Точно так же поступают Грета Гарбо и ее старый друг Джордж Шлее. Грета Гарбо, совершающая «субботний маршрут», лишена своей привычной склонности к уединению: никаких черных очков, никакого поднятого воротника «Ольстера». Точно так же поступают Мими Рассел, ее сестра Серена и Ник Вилльерс — Мими не желает бросать «субботний маршрут» только из-за того, что в газетах прошли заголовки типа «Дебютантка отрицает все. Предъявите ей обвинения».

И точно так же поступают Герберт Леман, Кёрк Дуглас, Норман Норелл, Огаст Хекшер, Эмметт Хьюз, Ян Митчелл, Пьер Скапула, Кеннет Дж. Лейн, Альфред Бар, Дороти Миллер, Тед Пекхэм — короче говоря, все.

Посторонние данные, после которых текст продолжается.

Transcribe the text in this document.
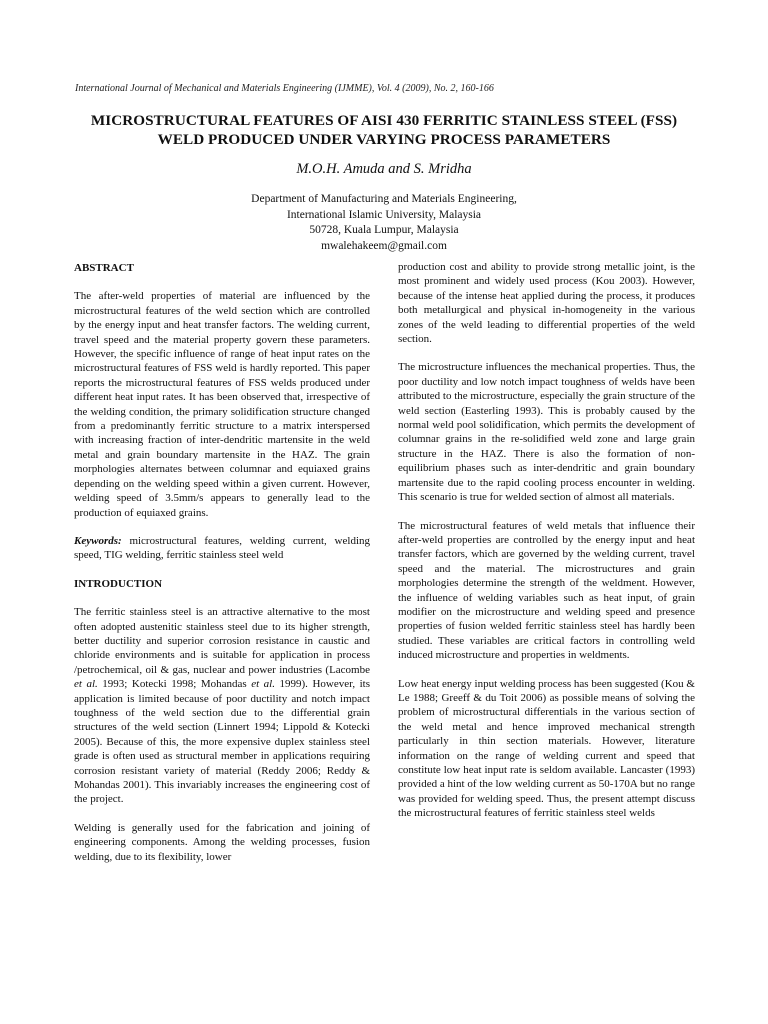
International Journal of Mechanical and Materials Engineering (IJMME), Vol. 4 (2009), No. 2, 160-166
MICROSTRUCTURAL FEATURES OF AISI 430 FERRITIC STAINLESS STEEL (FSS)
WELD PRODUCED UNDER VARYING PROCESS PARAMETERS
M.O.H. Amuda and S. Mridha
Department of Manufacturing and Materials Engineering,
International Islamic University, Malaysia
50728, Kuala Lumpur, Malaysia
mwalehakeem@gmail.com
ABSTRACT

The after-weld properties of material are influenced by the microstructural features of the weld section which are controlled by the energy input and heat transfer factors. The welding current, travel speed and the material property govern these parameters. However, the specific influence of range of heat input rates on the microstructural features of FSS weld is hardly reported. This paper reports the microstructural features of FSS welds produced under different heat input rates. It has been observed that, irrespective of the welding condition, the primary solidification structure changed from a predominantly ferritic structure to a matrix interspersed with increasing fraction of inter-dendritic martensite in the weld metal and grain boundary martensite in the HAZ. The grain morphologies alternates between columnar and equiaxed grains depending on the welding speed within a given current. However, welding speed of 3.5mm/s appears to generally lead to the production of equiaxed grains.

Keywords: microstructural features, welding current, welding speed, TIG welding, ferritic stainless steel weld

INTRODUCTION

The ferritic stainless steel is an attractive alternative to the most often adopted austenitic stainless steel due to its higher strength, better ductility and superior corrosion resistance in caustic and chloride environments and is suitable for application in process /petrochemical, oil & gas, nuclear and power industries (Lacombe et al. 1993; Kotecki 1998; Mohandas et al. 1999). However, its application is limited because of poor ductility and notch impact toughness of the weld section due to the differential grain structures of the weld section (Linnert 1994; Lippold & Kotecki 2005). Because of this, the more expensive duplex stainless steel grade is often used as structural member in applications requiring corrosion resistant variety of material (Reddy 2006; Reddy & Mohandas 2001). This invariably increases the engineering cost of the project.

Welding is generally used for the fabrication and joining of engineering components. Among the welding processes, fusion welding, due to its flexibility, lower

production cost and ability to provide strong metallic joint, is the most prominent and widely used process (Kou 2003). However, because of the intense heat applied during the process, it produces both metallurgical and physical in-homogeneity in the various zones of the weld leading to differential properties of the weld section.

The microstructure influences the mechanical properties. Thus, the poor ductility and low notch impact toughness of welds have been attributed to the microstructure, especially the grain structure of the weld section (Easterling 1993). This is probably caused by the normal weld pool solidification, which permits the development of columnar grains in the re-solidified weld zone and large grain structure in the HAZ. There is also the formation of non-equilibrium phases such as inter-dendritic and grain boundary martensite due to the rapid cooling process encounter in welding. This scenario is true for welded section of almost all materials.

The microstructural features of weld metals that influence their after-weld properties are controlled by the energy input and heat transfer factors, which are governed by the welding current, travel speed and the material. The microstructures and grain morphologies determine the strength of the weldment. However, the influence of welding variables such as heat input, of grain modifier on the microstructure and welding speed and presence properties of fusion welded ferritic stainless steel has hardly been studied. These variables are critical factors in controlling weld induced microstructure and properties in weldments.

Low heat energy input welding process has been suggested (Kou & Le 1988; Greeff & du Toit 2006) as possible means of solving the problem of microstructural differentials in the various section of the weld metal and hence improved mechanical strength particularly in thin section materials. However, literature information on the range of welding current and speed that constitute low heat input rate is seldom available. Lancaster (1993) provided a hint of the low welding current as 50-170A but no range was provided for welding speed. Thus, the present attempt discuss the microstructural features of ferritic stainless steel welds
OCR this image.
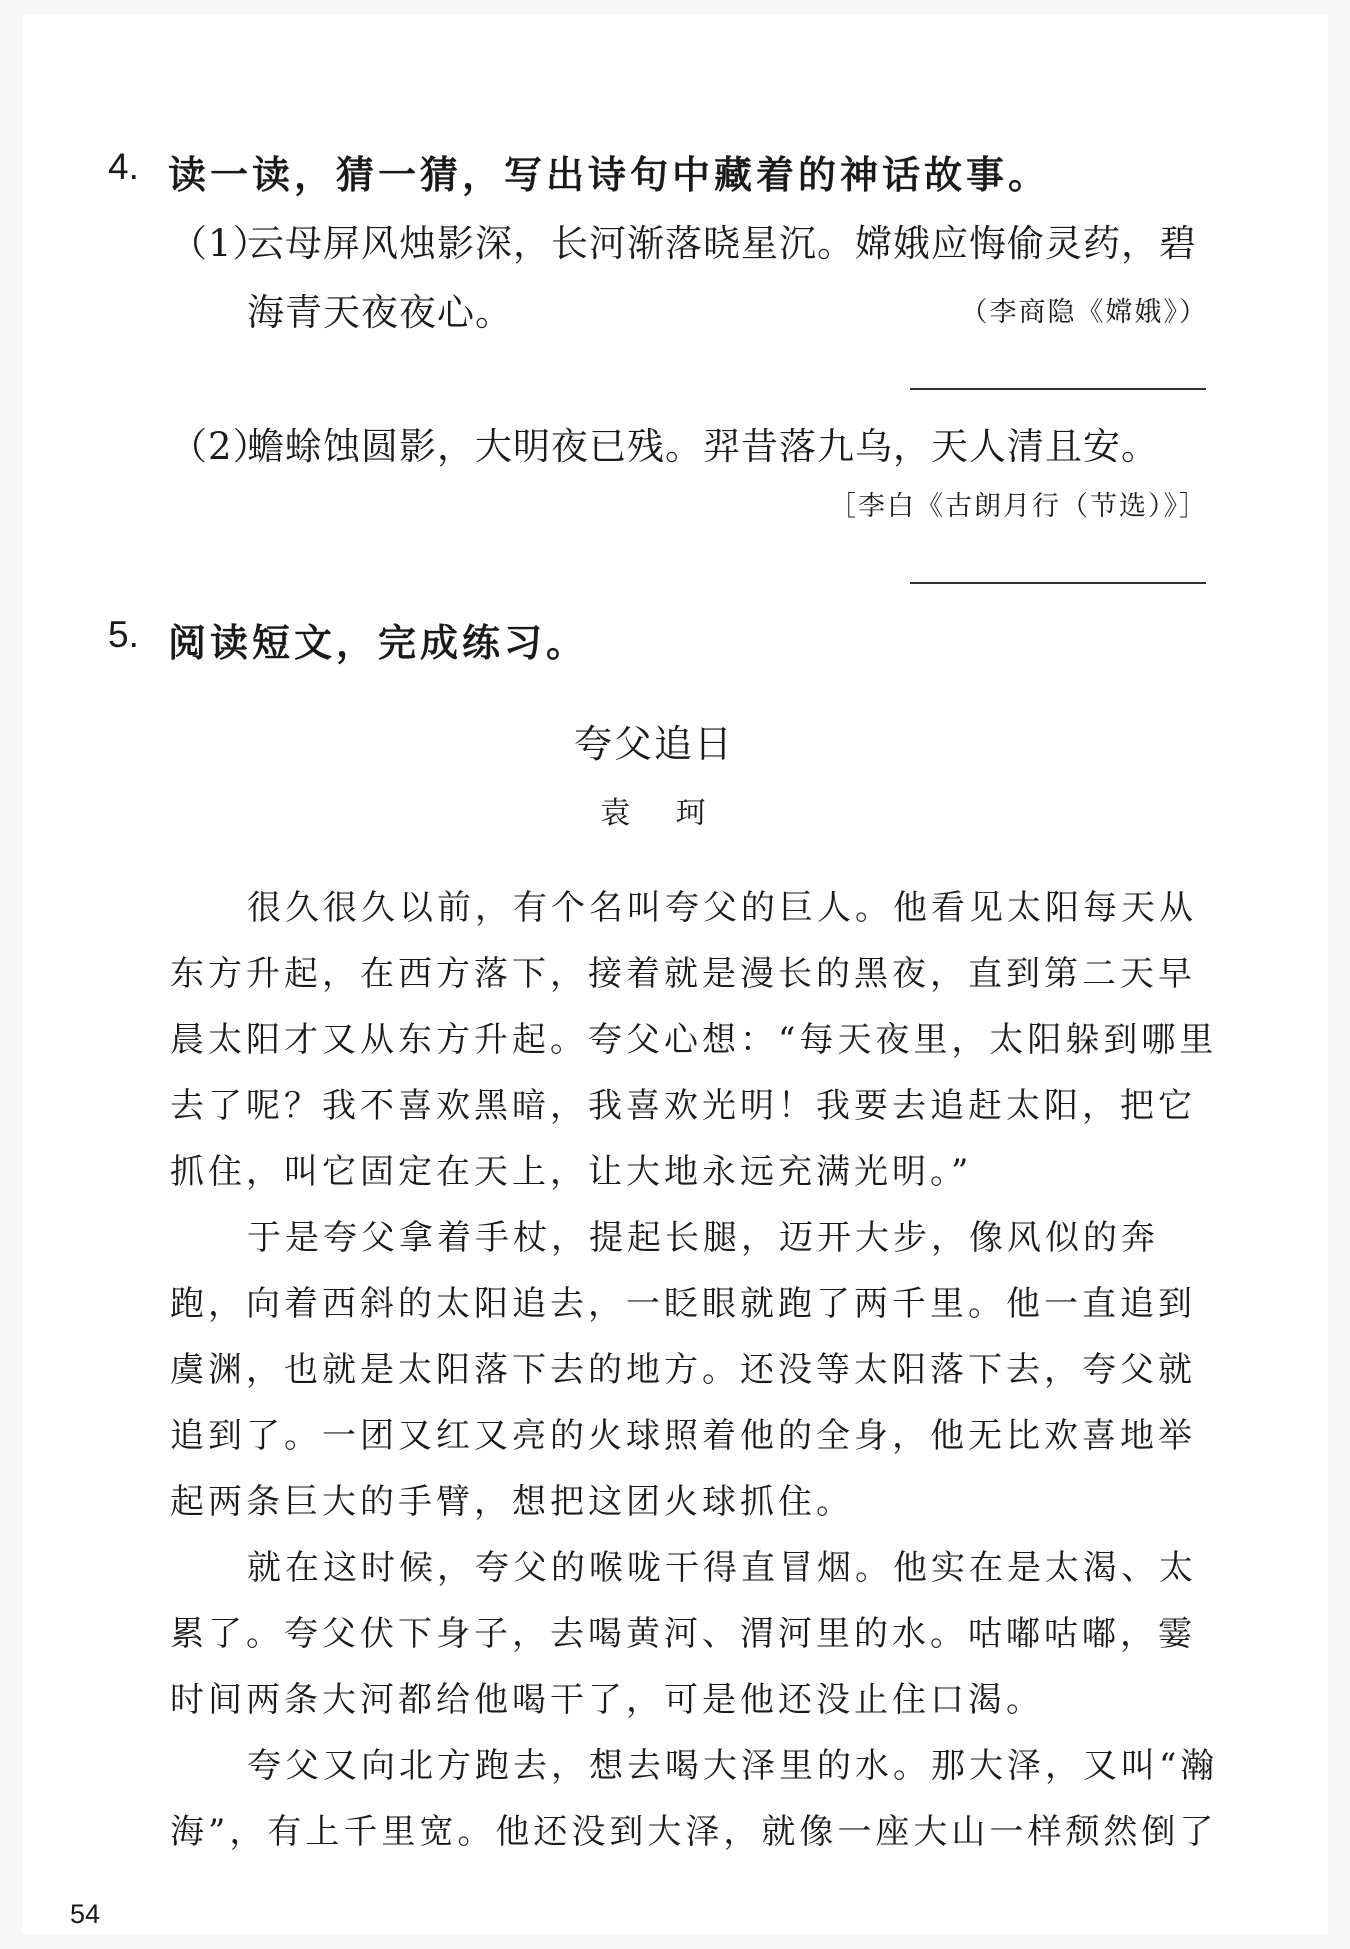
4. 读一读，猜一猜，写出诗句中藏着的神话故事。
（1）
云母屏风烛影深，长河渐落晓星沉。嫦娥应悔偷灵药，碧
海青天夜夜心。	（李商隐《嫦娥》）
（2）
蟾蜍蚀圆影，大明夜已残。羿昔落九乌，天人清且安。
［李白《古朗月行（节选）》］
5. 阅读短文，完成练习。
夸父追日
袁 珂
很久很久以前，有个名叫夸父的巨人。他看见太阳每天从
东方升起，在西方落下，接着就是漫长的黑夜，直到第二天早
晨太阳才又从东方升起。夸父心想：“每天夜里，太阳躲到哪里
去了呢？我不喜欢黑暗，我喜欢光明！我要去追赶太阳，把它
抓住，叫它固定在天上，让大地永远充满光明。”
于是夸父拿着手杖，提起长腿，迈开大步，像风似的奔
跑，向着西斜的太阳追去，一眨眼就跑了两千里。他一直追到
虞渊，也就是太阳落下去的地方。还没等太阳落下去，夸父就
追到了。一团又红又亮的火球照着他的全身，他无比欢喜地举
起两条巨大的手臂，想把这团火球抓住。
就在这时候，夸父的喉咙干得直冒烟。他实在是太渴、太
累了。夸父伏下身子，去喝黄河、渭河里的水。咕嘟咕嘟，霎
时间两条大河都给他喝干了，可是他还没止住口渴。
夸父又向北方跑去，想去喝大泽里的水。那大泽，又叫“瀚
海”，有上千里宽。他还没到大泽，就像一座大山一样颓然倒了
54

Весь фокус заключается в том, что любой старикан с сельских равнин Джорджии знает, как оно вообще-то бывает в субботу в Соединенных Штатах. Все пожилые люди едут к железнодорожной станции, паркуются вдоль железнодорожных путей, вылезают наружу и общаются, прислонившись к крыльям своих автомобилей, пока не наступает главное событие — пока поезд «Сиборд» со спальными вагонами пулей не проносится мимо, направляясь к Нью-Йорку. А молодые люди, съезжаясь со всех сторон, паркуются вдоль улицы неподалеку от «Рексолла» и обнимаются с подружками под ярким стимулирующим светом уличных фонарей.

Но как насчет Нью-Йорка? Ну и что, если кто-то живет в Нью-Йорке и является Гретой Гарбо, это еще вовсе не означает, что остальные должны непременно бросать свою привычную жизнь. Черт с ней, с харизмой поезда «Сиборд» со спальными вагонами. В Нью-Йорке имеется своя религия — Искусство. И никакой тут парковки вдоль железнодорожных путей. В Нью-Йорке есть особый маршрут, от 57-й до 86-й улицы, проходящий мимо художественных галерей, в который входят Мэдисон-авеню и все окрестные улицы. И, понятное дело, тут нет никаких тисканий под дугами уличных фонарей. В Нью-Йорке, на «субботнем маршруте», люди одаривают друг друга новейшей благодатью Нью-Йорка — Социальным Поцелуем.

Когда звуки влажных чмоков в районе полудня начинают рикошетировать между очаровательными домиками в верхней части Мэдисон-авеню, все знают, что преодоление «субботнего маршрута» уже началось. Бейби Симпсон из журнала «Вог» живет на Восточной 83-й улице, так что она начинает с конца 86-й улицы, проходит по 78-й улице до «Шраффтса» (ради позднего завтрака), а затем движется вниз по Мэдисон-авеню. По пути она встречает «сотни» своих знакомых. Точно так же поступают Ян Митчелл, владелец «Лачоус», и его жена, роскошная, хотя и скромная на вид блондинка, которые начинают с 57-й улицы. Точно так же поступают и все остальные, неизбежно начиная с того или иного конца улицы.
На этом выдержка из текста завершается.